FETÖ’YÜ 20 YIL ÖNCE GÖRDÜM

“Ben Gülen’le ilgili iki konuda 20 yıl önce ciddi kuşku duydum. İlki 28 Şubat günlerinde oy verdiğimiz Refah Partisi’ne karşı, darbecilerle birlikte olup, ‘Beceremediniz artık bırak’ dediğinde. İkincisi de ‘Başörtü füruattır’ deyince. O zaman benim nezdimde maskesi düşmüştü aslında. Yıllar sonra da büyük bir ihaneti ortaya çıktı. Tarih Erbakan Hocamızı da haklı çıkardı.

EN KIZDIĞIM İNSAN TİPLERİ

“Bütün sanatlarda olduğu gibi hat da öyle çabucak ve kolay yapılabilen bir şey değil.
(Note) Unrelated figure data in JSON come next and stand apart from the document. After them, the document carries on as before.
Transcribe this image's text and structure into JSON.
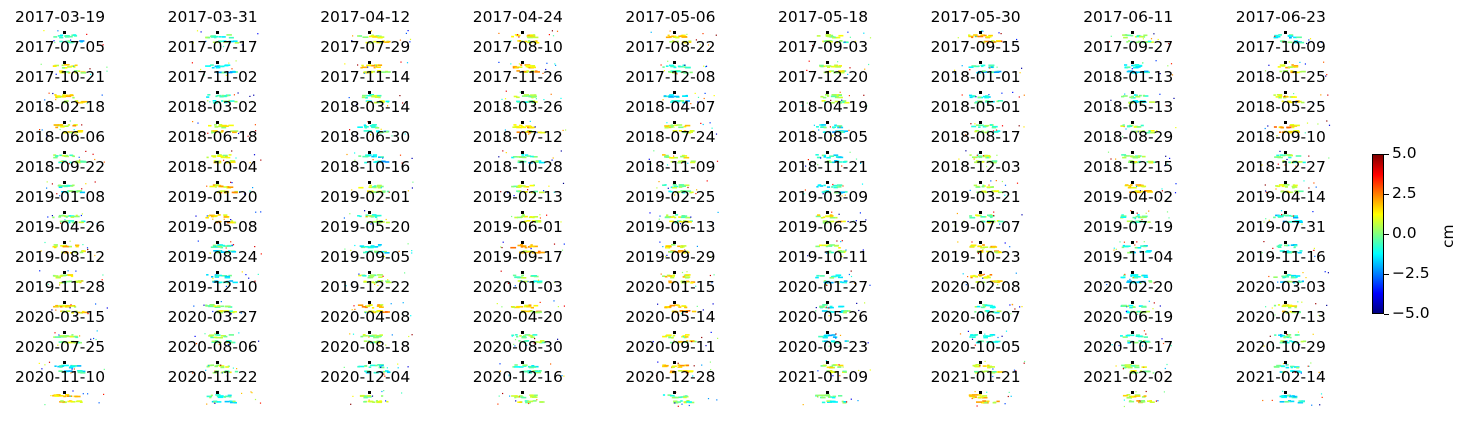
{
  "chart_data": {
    "type": "heatmap",
    "panel_titles": [
      "2017-03-19",
      "2017-03-31",
      "2017-04-12",
      "2017-04-24",
      "2017-05-06",
      "2017-05-18",
      "2017-05-30",
      "2017-06-11",
      "2017-06-23",
      "2017-07-05",
      "2017-07-17",
      "2017-07-29",
      "2017-08-10",
      "2017-08-22",
      "2017-09-03",
      "2017-09-15",
      "2017-09-27",
      "2017-10-09",
      "2017-10-21",
      "2017-11-02",
      "2017-11-14",
      "2017-11-26",
      "2017-12-08",
      "2017-12-20",
      "2018-01-01",
      "2018-01-13",
      "2018-01-25",
      "2018-02-18",
      "2018-03-02",
      "2018-03-14",
      "2018-03-26",
      "2018-04-07",
      "2018-04-19",
      "2018-05-01",
      "2018-05-13",
      "2018-05-25",
      "2018-06-06",
      "2018-06-18",
      "2018-06-30",
      "2018-07-12",
      "2018-07-24",
      "2018-08-05",
      "2018-08-17",
      "2018-08-29",
      "2018-09-10",
      "2018-09-22",
      "2018-10-04",
      "2018-10-16",
      "2018-10-28",
      "2018-11-09",
      "2018-11-21",
      "2018-12-03",
      "2018-12-15",
      "2018-12-27",
      "2019-01-08",
      "2019-01-20",
      "2019-02-01",
      "2019-02-13",
      "2019-02-25",
      "2019-03-09",
      "2019-03-21",
      "2019-04-02",
      "2019-04-14",
      "2019-04-26",
      "2019-05-08",
      "2019-05-20",
      "2019-06-01",
      "2019-06-13",
      "2019-06-25",
      "2019-07-07",
      "2019-07-19",
      "2019-07-31",
      "2019-08-12",
      "2019-08-24",
      "2019-09-05",
      "2019-09-17",
      "2019-09-29",
      "2019-10-11",
      "2019-10-23",
      "2019-11-04",
      "2019-11-16",
      "2019-11-28",
      "2019-12-10",
      "2019-12-22",
      "2020-01-03",
      "2020-01-15",
      "2020-01-27",
      "2020-02-08",
      "2020-02-20",
      "2020-03-03",
      "2020-03-15",
      "2020-03-27",
      "2020-04-08",
      "2020-04-20",
      "2020-05-14",
      "2020-05-26",
      "2020-06-07",
      "2020-06-19",
      "2020-07-13",
      "2020-07-25",
      "2020-08-06",
      "2020-08-18",
      "2020-08-30",
      "2020-09-11",
      "2020-09-23",
      "2020-10-05",
      "2020-10-17",
      "2020-10-29",
      "2020-11-10",
      "2020-11-22",
      "2020-12-04",
      "2020-12-16",
      "2020-12-28",
      "2021-01-09",
      "2021-01-21",
      "2021-02-02",
      "2021-02-14"
    ],
    "colormap": "jet",
    "colorbar": {
      "min": -5.0,
      "max": 5.0,
      "ticks": [
        "5.0",
        "2.5",
        "0.0",
        "−2.5",
        "−5.0"
      ],
      "label": "cm"
    },
    "axes_visible": false
  }
}
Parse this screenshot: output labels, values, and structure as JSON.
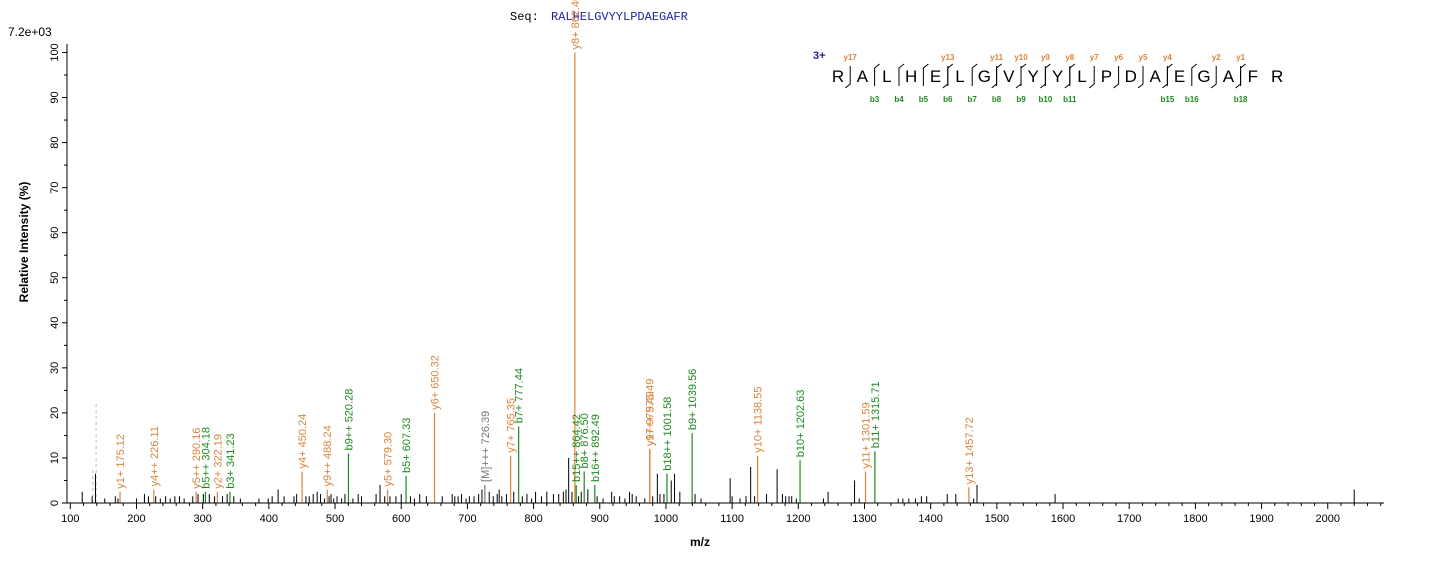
{
  "header": {
    "seq_label": "Seq:",
    "sequence": "RALHELGVYYLPDAEGAFR",
    "intensity_scale": "7.2e+03"
  },
  "colors": {
    "y_ion": "#d9843b",
    "b_ion": "#1e8a1e",
    "precursor": "#777777",
    "unmatched": "#000000",
    "charge": "#1f1f9e"
  },
  "chart_data": {
    "type": "bar",
    "title": "",
    "xlabel": "m/z",
    "ylabel": "Relative Intensity (%)",
    "xlim": [
      95,
      2085
    ],
    "ylim": [
      0,
      101
    ],
    "xticks": [
      100,
      200,
      300,
      400,
      500,
      600,
      700,
      800,
      900,
      1000,
      1100,
      1200,
      1300,
      1400,
      1500,
      1600,
      1700,
      1800,
      1900,
      2000
    ],
    "yticks": [
      0,
      10,
      20,
      30,
      40,
      50,
      60,
      70,
      80,
      90,
      100
    ],
    "labeled_peaks": [
      {
        "mz": 175.12,
        "rel": 2.5,
        "ion": "y",
        "label": "y1+ 175.12"
      },
      {
        "mz": 226.11,
        "rel": 3.0,
        "ion": "y",
        "label": "y4++ 226.11"
      },
      {
        "mz": 290.16,
        "rel": 2.5,
        "ion": "y",
        "label": "y5++ 290.16"
      },
      {
        "mz": 304.18,
        "rel": 2.5,
        "ion": "b",
        "label": "b5++ 304.18"
      },
      {
        "mz": 322.19,
        "rel": 2.5,
        "ion": "y",
        "label": "y2+ 322.19"
      },
      {
        "mz": 341.23,
        "rel": 2.5,
        "ion": "b",
        "label": "b3+ 341.23"
      },
      {
        "mz": 450.24,
        "rel": 7.0,
        "ion": "y",
        "label": "y4+ 450.24"
      },
      {
        "mz": 488.24,
        "rel": 3.0,
        "ion": "y",
        "label": "y9++ 488.24"
      },
      {
        "mz": 520.28,
        "rel": 11.0,
        "ion": "b",
        "label": "b9++ 520.28"
      },
      {
        "mz": 579.3,
        "rel": 3.0,
        "ion": "y",
        "label": "y5+ 579.30"
      },
      {
        "mz": 607.33,
        "rel": 6.0,
        "ion": "b",
        "label": "b5+ 607.33"
      },
      {
        "mz": 650.32,
        "rel": 20.0,
        "ion": "y",
        "label": "y6+ 650.32"
      },
      {
        "mz": 726.39,
        "rel": 4.0,
        "ion": "p",
        "label": "[M]+++ 726.39"
      },
      {
        "mz": 765.35,
        "rel": 10.5,
        "ion": "y",
        "label": "y7+ 765.35"
      },
      {
        "mz": 777.44,
        "rel": 17.0,
        "ion": "b",
        "label": "b7+ 777.44"
      },
      {
        "mz": 862.4,
        "rel": 100.0,
        "ion": "y",
        "label": "y8+ 862.40"
      },
      {
        "mz": 864.42,
        "rel": 4.0,
        "ion": "b",
        "label": "b15++ 864.42"
      },
      {
        "mz": 876.5,
        "rel": 7.0,
        "ion": "b",
        "label": "b8+ 876.50"
      },
      {
        "mz": 892.49,
        "rel": 4.0,
        "ion": "b",
        "label": "b16++ 892.49"
      },
      {
        "mz": 975.49,
        "rel": 12.0,
        "ion": "y",
        "label": "y9+ 975.49"
      },
      {
        "mz": 975.49,
        "rel": 12.0,
        "ion": "y",
        "label": "y17++ 975.49"
      },
      {
        "mz": 1001.58,
        "rel": 6.5,
        "ion": "b",
        "label": "b18++ 1001.58"
      },
      {
        "mz": 1039.56,
        "rel": 15.5,
        "ion": "b",
        "label": "b9+ 1039.56"
      },
      {
        "mz": 1138.55,
        "rel": 10.5,
        "ion": "y",
        "label": "y10+ 1138.55"
      },
      {
        "mz": 1202.63,
        "rel": 9.5,
        "ion": "b",
        "label": "b10+ 1202.63"
      },
      {
        "mz": 1301.59,
        "rel": 7.0,
        "ion": "y",
        "label": "y11+ 1301.59"
      },
      {
        "mz": 1315.71,
        "rel": 11.5,
        "ion": "b",
        "label": "b11+ 1315.71"
      },
      {
        "mz": 1457.72,
        "rel": 3.5,
        "ion": "y",
        "label": "y13+ 1457.72"
      }
    ],
    "unlabeled_peaks": [
      [
        118,
        2.5
      ],
      [
        133,
        1.5
      ],
      [
        138,
        6.5
      ],
      [
        152,
        1.0
      ],
      [
        168,
        1.5
      ],
      [
        172,
        1.0
      ],
      [
        200,
        1.0
      ],
      [
        212,
        2.0
      ],
      [
        218,
        1.5
      ],
      [
        229,
        1.5
      ],
      [
        236,
        1.0
      ],
      [
        244,
        1.5
      ],
      [
        251,
        1.0
      ],
      [
        258,
        1.5
      ],
      [
        265,
        1.5
      ],
      [
        272,
        1.0
      ],
      [
        285,
        1.5
      ],
      [
        293,
        2.0
      ],
      [
        301,
        2.0
      ],
      [
        310,
        2.0
      ],
      [
        318,
        1.5
      ],
      [
        330,
        1.5
      ],
      [
        337,
        2.0
      ],
      [
        347,
        1.5
      ],
      [
        357,
        1.0
      ],
      [
        385,
        1.0
      ],
      [
        399,
        1.0
      ],
      [
        405,
        1.5
      ],
      [
        414,
        3.0
      ],
      [
        423,
        1.5
      ],
      [
        438,
        1.5
      ],
      [
        442,
        2.0
      ],
      [
        456,
        1.5
      ],
      [
        461,
        1.5
      ],
      [
        467,
        2.0
      ],
      [
        473,
        2.5
      ],
      [
        478,
        2.0
      ],
      [
        484,
        1.0
      ],
      [
        491,
        1.5
      ],
      [
        494,
        2.0
      ],
      [
        498,
        1.0
      ],
      [
        503,
        1.5
      ],
      [
        510,
        1.0
      ],
      [
        515,
        2.0
      ],
      [
        527,
        1.0
      ],
      [
        535,
        2.0
      ],
      [
        540,
        1.5
      ],
      [
        562,
        2.0
      ],
      [
        568,
        4.0
      ],
      [
        575,
        1.5
      ],
      [
        583,
        1.5
      ],
      [
        592,
        1.5
      ],
      [
        600,
        2.0
      ],
      [
        614,
        1.5
      ],
      [
        620,
        1.0
      ],
      [
        628,
        2.0
      ],
      [
        638,
        1.5
      ],
      [
        662,
        1.5
      ],
      [
        677,
        2.0
      ],
      [
        681,
        1.5
      ],
      [
        686,
        1.5
      ],
      [
        691,
        2.0
      ],
      [
        698,
        1.0
      ],
      [
        703,
        1.5
      ],
      [
        710,
        1.5
      ],
      [
        717,
        2.0
      ],
      [
        722,
        3.0
      ],
      [
        733,
        2.5
      ],
      [
        739,
        1.5
      ],
      [
        745,
        2.0
      ],
      [
        748,
        3.0
      ],
      [
        752,
        1.5
      ],
      [
        759,
        2.0
      ],
      [
        770,
        2.5
      ],
      [
        783,
        1.5
      ],
      [
        790,
        2.0
      ],
      [
        797,
        1.0
      ],
      [
        803,
        2.5
      ],
      [
        812,
        1.5
      ],
      [
        820,
        2.5
      ],
      [
        830,
        2.0
      ],
      [
        838,
        2.0
      ],
      [
        845,
        2.5
      ],
      [
        849,
        3.0
      ],
      [
        853,
        10.0
      ],
      [
        858,
        2.5
      ],
      [
        868,
        1.5
      ],
      [
        872,
        2.5
      ],
      [
        882,
        3.0
      ],
      [
        896,
        1.5
      ],
      [
        905,
        1.0
      ],
      [
        918,
        2.5
      ],
      [
        922,
        1.5
      ],
      [
        930,
        1.5
      ],
      [
        938,
        1.0
      ],
      [
        945,
        2.5
      ],
      [
        949,
        2.0
      ],
      [
        955,
        1.5
      ],
      [
        968,
        1.0
      ],
      [
        980,
        1.5
      ],
      [
        987,
        6.5
      ],
      [
        991,
        2.0
      ],
      [
        997,
        2.0
      ],
      [
        1008,
        5.0
      ],
      [
        1013,
        6.5
      ],
      [
        1021,
        2.5
      ],
      [
        1044,
        2.0
      ],
      [
        1053,
        1.0
      ],
      [
        1097,
        5.5
      ],
      [
        1100,
        1.5
      ],
      [
        1112,
        1.0
      ],
      [
        1121,
        1.5
      ],
      [
        1128,
        8.0
      ],
      [
        1134,
        1.5
      ],
      [
        1152,
        2.0
      ],
      [
        1168,
        7.5
      ],
      [
        1176,
        2.0
      ],
      [
        1181,
        1.5
      ],
      [
        1186,
        1.5
      ],
      [
        1190,
        1.5
      ],
      [
        1197,
        1.0
      ],
      [
        1238,
        1.0
      ],
      [
        1245,
        2.5
      ],
      [
        1285,
        5.0
      ],
      [
        1292,
        1.0
      ],
      [
        1351,
        1.0
      ],
      [
        1358,
        1.0
      ],
      [
        1367,
        1.0
      ],
      [
        1377,
        1.0
      ],
      [
        1386,
        1.5
      ],
      [
        1394,
        1.5
      ],
      [
        1425,
        2.0
      ],
      [
        1438,
        2.0
      ],
      [
        1465,
        1.0
      ],
      [
        1470,
        4.0
      ],
      [
        1588,
        2.0
      ],
      [
        2040,
        3.0
      ]
    ],
    "dashed_markers": [
      {
        "mz": 134,
        "rel": 7.5
      },
      {
        "mz": 139,
        "rel": 22.0
      }
    ]
  },
  "fragment_map": {
    "charge": "3+",
    "residues": [
      "R",
      "A",
      "L",
      "H",
      "E",
      "L",
      "G",
      "V",
      "Y",
      "Y",
      "L",
      "P",
      "D",
      "A",
      "E",
      "G",
      "A",
      "F",
      "R"
    ],
    "y_ions": [
      {
        "label": "y17",
        "after": 1
      },
      {
        "label": "y13",
        "after": 5
      },
      {
        "label": "y11",
        "after": 7
      },
      {
        "label": "y10",
        "after": 8
      },
      {
        "label": "y9",
        "after": 9
      },
      {
        "label": "y8",
        "after": 10
      },
      {
        "label": "y7",
        "after": 11
      },
      {
        "label": "y6",
        "after": 12
      },
      {
        "label": "y5",
        "after": 13
      },
      {
        "label": "y4",
        "after": 14
      },
      {
        "label": "y2",
        "after": 16
      },
      {
        "label": "y1",
        "after": 17
      }
    ],
    "b_ions": [
      {
        "label": "b3",
        "after": 2
      },
      {
        "label": "b4",
        "after": 3
      },
      {
        "label": "b5",
        "after": 4
      },
      {
        "label": "b6",
        "after": 5
      },
      {
        "label": "b7",
        "after": 6
      },
      {
        "label": "b8",
        "after": 7
      },
      {
        "label": "b9",
        "after": 8
      },
      {
        "label": "b10",
        "after": 9
      },
      {
        "label": "b11",
        "after": 10
      },
      {
        "label": "b15",
        "after": 14
      },
      {
        "label": "b16",
        "after": 15
      },
      {
        "label": "b18",
        "after": 17
      }
    ]
  }
}
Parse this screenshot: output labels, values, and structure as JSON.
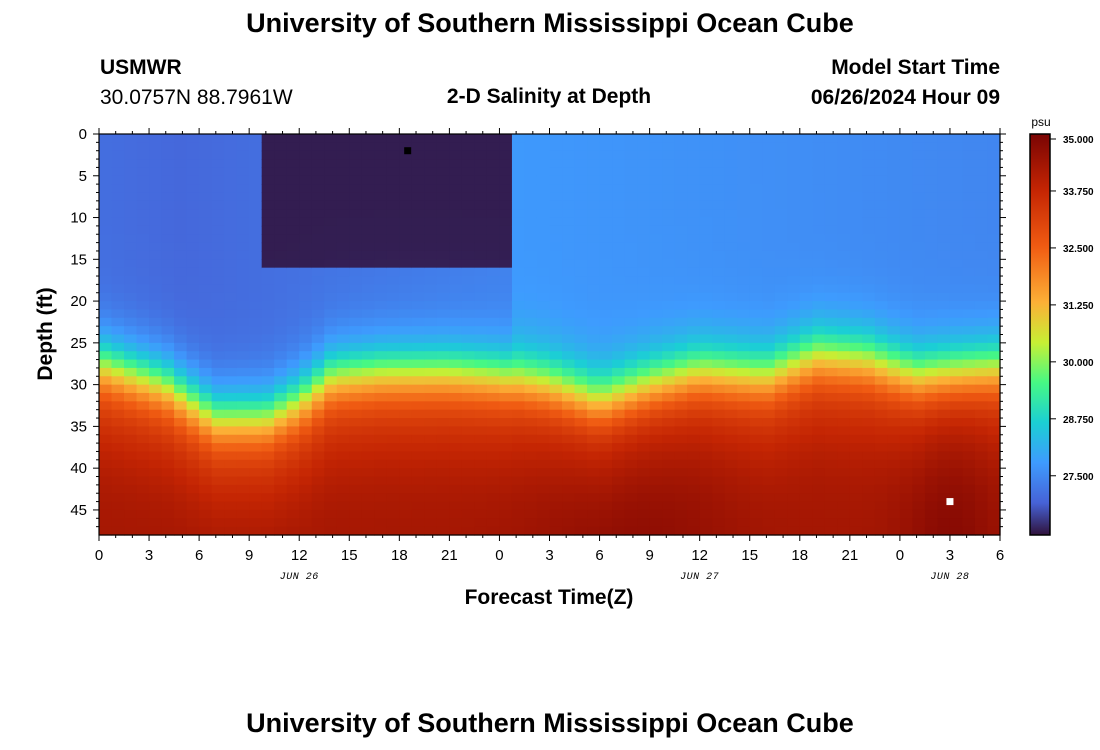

Önce onun tasarımını yapıyorsunuz, sonra beyaz kağıda yazıyorsun, ardından başka bir kağıda, sonra tashih yapıyorsun, kabası bitince yeniden düzenliyorsun. Mesela en son yazdığım bu yazı (Nazar ayeti) bir buçuk ayda bitti. Beni en çok kızdıran sözlerden biri emeğin küçümsenmesidir. ‘Bu nedir k, ne var ki bunda’ diyen adamla konuşmuyorum. Her hangi bir olayda bir işi küçümseyen insandan hiç hazzetmem. Şimdi haftada üç akşam Osmanlıca ve hat dersi veriyorum. Yorgunluğumu alıyor. Eve gelince, hatta dükkanda yorulunca sazımı alıyorum, Anadolu türkülerini mırıldanıyorum. Çocukluğumu, yaylaları, hayvan güttüğüm yoksulluk günlerini yad ediyorum. Ve elbette bana bu imkanları verdiği için Allah’a hamd ediyorum.”